Photo taken on Sony A7 III with Sony Zeiss 90mm f/2.8 Macro Lens.
Food Photography Lighting Setup
I’ve been shooting with artificial light pretty much exclusively for the last 8 months. I live in the northern hemisphere where natural light becomes pretty non-existent after 3pm in the winter months, and I needed a better solution.
I shoot with a continuous, DC, LED light, with a large softbox attached. Most of the time, I also use the honeycomb grid over the softbox to make the light a little more directional and contrasted. I like the look this gives but you can absolutely shoot without it for a softer light look.
Tripod and Accessories
I’m a big believer in shooting on a tripod for food photography. Not only can you nail down your composition for better, more considered food photos, but you’ll give yourself MUCH more shutter speed flexibility (great if you’re in a more low light situation), and the ability to use manual focus accurately.

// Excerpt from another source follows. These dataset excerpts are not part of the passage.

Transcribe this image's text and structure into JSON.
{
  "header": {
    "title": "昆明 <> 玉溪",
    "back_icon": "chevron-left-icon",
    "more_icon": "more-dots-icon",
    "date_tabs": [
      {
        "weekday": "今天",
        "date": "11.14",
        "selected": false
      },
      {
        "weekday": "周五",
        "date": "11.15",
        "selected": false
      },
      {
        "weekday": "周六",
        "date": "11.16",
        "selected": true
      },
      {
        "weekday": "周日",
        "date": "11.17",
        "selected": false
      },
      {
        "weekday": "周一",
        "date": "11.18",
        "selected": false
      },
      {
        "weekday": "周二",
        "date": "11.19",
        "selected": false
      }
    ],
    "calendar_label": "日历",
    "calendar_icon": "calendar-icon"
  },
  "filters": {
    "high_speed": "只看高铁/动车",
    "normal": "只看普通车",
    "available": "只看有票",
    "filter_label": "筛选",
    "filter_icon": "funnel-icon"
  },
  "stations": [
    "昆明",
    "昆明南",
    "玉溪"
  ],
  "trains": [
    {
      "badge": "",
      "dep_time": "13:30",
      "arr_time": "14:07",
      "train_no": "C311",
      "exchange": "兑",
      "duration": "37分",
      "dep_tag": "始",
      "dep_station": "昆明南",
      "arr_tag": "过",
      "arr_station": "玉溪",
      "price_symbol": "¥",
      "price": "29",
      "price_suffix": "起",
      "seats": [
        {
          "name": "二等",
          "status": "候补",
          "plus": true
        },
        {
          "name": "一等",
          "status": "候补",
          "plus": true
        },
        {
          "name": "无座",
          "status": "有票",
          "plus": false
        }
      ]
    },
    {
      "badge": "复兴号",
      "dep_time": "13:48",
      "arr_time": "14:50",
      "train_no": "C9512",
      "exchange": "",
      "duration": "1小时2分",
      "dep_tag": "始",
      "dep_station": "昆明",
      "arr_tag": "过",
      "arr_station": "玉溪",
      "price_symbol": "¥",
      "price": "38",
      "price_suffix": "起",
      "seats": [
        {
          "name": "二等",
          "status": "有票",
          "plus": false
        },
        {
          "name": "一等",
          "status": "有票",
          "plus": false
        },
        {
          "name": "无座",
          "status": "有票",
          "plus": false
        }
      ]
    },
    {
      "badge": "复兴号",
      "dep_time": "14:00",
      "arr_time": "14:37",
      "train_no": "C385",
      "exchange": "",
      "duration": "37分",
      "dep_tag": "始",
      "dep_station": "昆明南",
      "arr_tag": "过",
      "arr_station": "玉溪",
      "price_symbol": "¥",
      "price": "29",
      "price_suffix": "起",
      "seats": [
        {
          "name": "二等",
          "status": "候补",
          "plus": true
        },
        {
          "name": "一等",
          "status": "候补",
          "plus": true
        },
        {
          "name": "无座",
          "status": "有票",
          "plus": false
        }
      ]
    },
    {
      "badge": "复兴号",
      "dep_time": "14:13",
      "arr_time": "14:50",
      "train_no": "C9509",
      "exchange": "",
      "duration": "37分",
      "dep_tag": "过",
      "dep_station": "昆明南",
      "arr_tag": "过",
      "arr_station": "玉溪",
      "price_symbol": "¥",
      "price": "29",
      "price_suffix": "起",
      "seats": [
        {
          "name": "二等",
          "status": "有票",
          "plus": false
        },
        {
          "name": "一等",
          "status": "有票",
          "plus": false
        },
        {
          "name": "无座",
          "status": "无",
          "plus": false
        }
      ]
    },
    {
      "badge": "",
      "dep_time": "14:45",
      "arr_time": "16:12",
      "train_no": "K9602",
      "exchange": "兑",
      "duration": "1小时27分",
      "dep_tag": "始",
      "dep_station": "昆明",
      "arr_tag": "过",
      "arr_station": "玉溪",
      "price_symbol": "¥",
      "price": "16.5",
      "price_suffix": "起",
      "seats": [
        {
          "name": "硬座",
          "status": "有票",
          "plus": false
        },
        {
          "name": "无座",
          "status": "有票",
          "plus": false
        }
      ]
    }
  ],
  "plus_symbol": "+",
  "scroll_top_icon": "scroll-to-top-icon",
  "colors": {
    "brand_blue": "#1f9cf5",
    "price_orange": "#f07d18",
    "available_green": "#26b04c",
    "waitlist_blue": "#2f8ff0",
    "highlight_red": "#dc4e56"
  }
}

All of these small details play a part in taking your food photography from good, to great, so if you’ve been hesitating buying a tripod up until now, I urge you to try it out today!
Tethering your camera to your computer is a great way to get a much larger preview of your image, plus the ability to control your camera from your computer, allowing you to find tune your settings without having to get into weird positions and crane over your tiny live view screen.

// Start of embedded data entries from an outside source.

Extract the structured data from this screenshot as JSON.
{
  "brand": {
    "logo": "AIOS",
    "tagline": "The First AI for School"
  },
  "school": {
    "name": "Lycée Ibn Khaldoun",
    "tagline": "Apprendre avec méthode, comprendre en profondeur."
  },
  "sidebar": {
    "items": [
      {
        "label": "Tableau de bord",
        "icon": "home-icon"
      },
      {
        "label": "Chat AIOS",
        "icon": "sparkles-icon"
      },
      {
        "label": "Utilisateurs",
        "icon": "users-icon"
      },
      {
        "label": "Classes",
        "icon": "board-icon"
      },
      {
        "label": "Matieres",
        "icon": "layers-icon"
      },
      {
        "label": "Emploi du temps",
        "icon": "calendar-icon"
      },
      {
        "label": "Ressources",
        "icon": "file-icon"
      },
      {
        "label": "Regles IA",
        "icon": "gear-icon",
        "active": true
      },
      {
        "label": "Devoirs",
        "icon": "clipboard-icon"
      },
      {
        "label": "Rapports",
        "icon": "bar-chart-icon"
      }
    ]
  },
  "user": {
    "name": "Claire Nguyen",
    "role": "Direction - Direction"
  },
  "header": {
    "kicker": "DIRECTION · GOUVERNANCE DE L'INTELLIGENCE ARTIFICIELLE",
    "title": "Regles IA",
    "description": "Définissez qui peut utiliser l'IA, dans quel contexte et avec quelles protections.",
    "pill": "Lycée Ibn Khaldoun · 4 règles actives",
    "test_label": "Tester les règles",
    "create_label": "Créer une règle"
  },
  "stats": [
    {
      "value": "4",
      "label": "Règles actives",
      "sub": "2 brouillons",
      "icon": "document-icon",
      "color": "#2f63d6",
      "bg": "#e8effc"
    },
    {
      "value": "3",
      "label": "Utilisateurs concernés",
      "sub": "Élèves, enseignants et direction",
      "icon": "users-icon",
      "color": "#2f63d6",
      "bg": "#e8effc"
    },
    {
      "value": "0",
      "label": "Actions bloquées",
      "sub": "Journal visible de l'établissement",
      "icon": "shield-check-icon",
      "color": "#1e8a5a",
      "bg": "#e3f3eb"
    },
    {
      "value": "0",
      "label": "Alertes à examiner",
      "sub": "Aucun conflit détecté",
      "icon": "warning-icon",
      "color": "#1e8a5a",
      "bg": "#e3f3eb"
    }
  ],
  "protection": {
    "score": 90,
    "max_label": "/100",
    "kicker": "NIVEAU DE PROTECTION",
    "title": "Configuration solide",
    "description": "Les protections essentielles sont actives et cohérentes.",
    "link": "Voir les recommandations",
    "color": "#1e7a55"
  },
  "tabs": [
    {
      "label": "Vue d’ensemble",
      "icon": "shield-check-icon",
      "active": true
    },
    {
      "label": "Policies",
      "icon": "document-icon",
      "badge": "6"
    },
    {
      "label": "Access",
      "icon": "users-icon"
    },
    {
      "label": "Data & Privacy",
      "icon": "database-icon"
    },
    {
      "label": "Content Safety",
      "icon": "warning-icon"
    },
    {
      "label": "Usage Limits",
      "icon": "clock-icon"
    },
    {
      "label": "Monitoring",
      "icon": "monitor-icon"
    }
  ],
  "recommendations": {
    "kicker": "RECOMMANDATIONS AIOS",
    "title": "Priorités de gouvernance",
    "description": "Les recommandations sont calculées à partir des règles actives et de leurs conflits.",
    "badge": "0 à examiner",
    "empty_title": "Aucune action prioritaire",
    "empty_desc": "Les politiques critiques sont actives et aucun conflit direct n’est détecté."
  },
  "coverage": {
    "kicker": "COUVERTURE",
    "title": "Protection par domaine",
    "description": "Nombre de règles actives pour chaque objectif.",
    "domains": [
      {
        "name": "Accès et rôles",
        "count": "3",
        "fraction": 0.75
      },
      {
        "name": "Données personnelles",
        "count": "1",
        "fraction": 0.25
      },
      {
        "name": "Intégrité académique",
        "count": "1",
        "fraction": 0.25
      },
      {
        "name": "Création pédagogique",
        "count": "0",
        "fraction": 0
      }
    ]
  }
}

Each camera needs a specific tethering cable so Use this tool to figure out which cable you need for your specific camera.
As I now shoot Sony, I use the Sony Image Capture software, but all major brands have their own software, and they’re mostly free.

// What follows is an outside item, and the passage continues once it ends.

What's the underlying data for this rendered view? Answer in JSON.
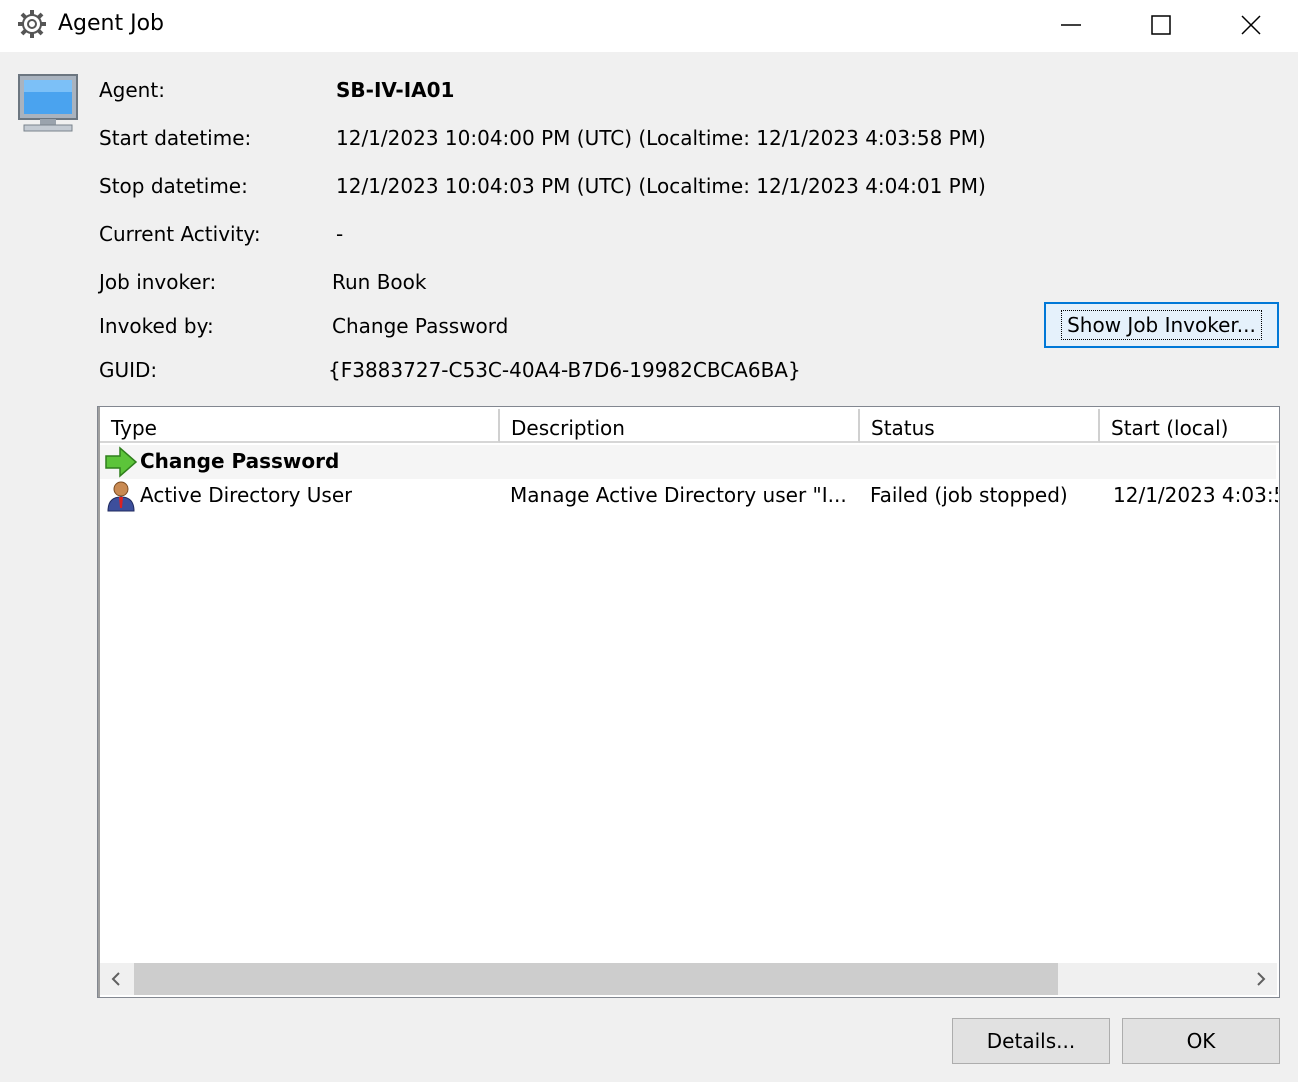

A remote shutter is an in between step if you’re not tethering. It allows you to release the cameras shutter without touching the camera, avoiding any subtle image shake. A cheap piece of equipment that will make a huge difference to your food photography!
A white balance card is a really nice to have tool in your kit, to help you nail your colours straight out of camera every single time. Since I started to consistently shooting with a custom white balance, I’ve spent far less time in post production editing my white balance. Something that has really helped my photos look more consistent and realistic.
This reflector has 5 different options for shooting with, making it super versatile. The central part is a diffuser, so if you’re ever caught with some direct sunlight you want to diffuse, this is a really easy way to do that. It then has a double sided, reversible cover which offers a white, silver, gold and black side. This allows you to have three different options for reflecting light, and one for using a fill light when you want to really accentuate shadows.
Onto my last piece of “kit”. I say “kit”, because this isn’t photography equipment persay, but I’d argue it’s one of the most important things I own. Backing up everything I shoot is an essential part of the process, ensuring that nothing gets lost due to a corrupt memory card or dodgy laptop.
I shoot in Raw Format so my files straight out of camera are quite large, meaning 2 TB offers me a lot of space before my harddrive gets full and I need a new one.
Monitor – The Atomos Ninja Assassin is no longer on sale
I hope you found this post useful! The gear I have chosen is a collection thats been built up over time, that I carefully compiled based on my needs.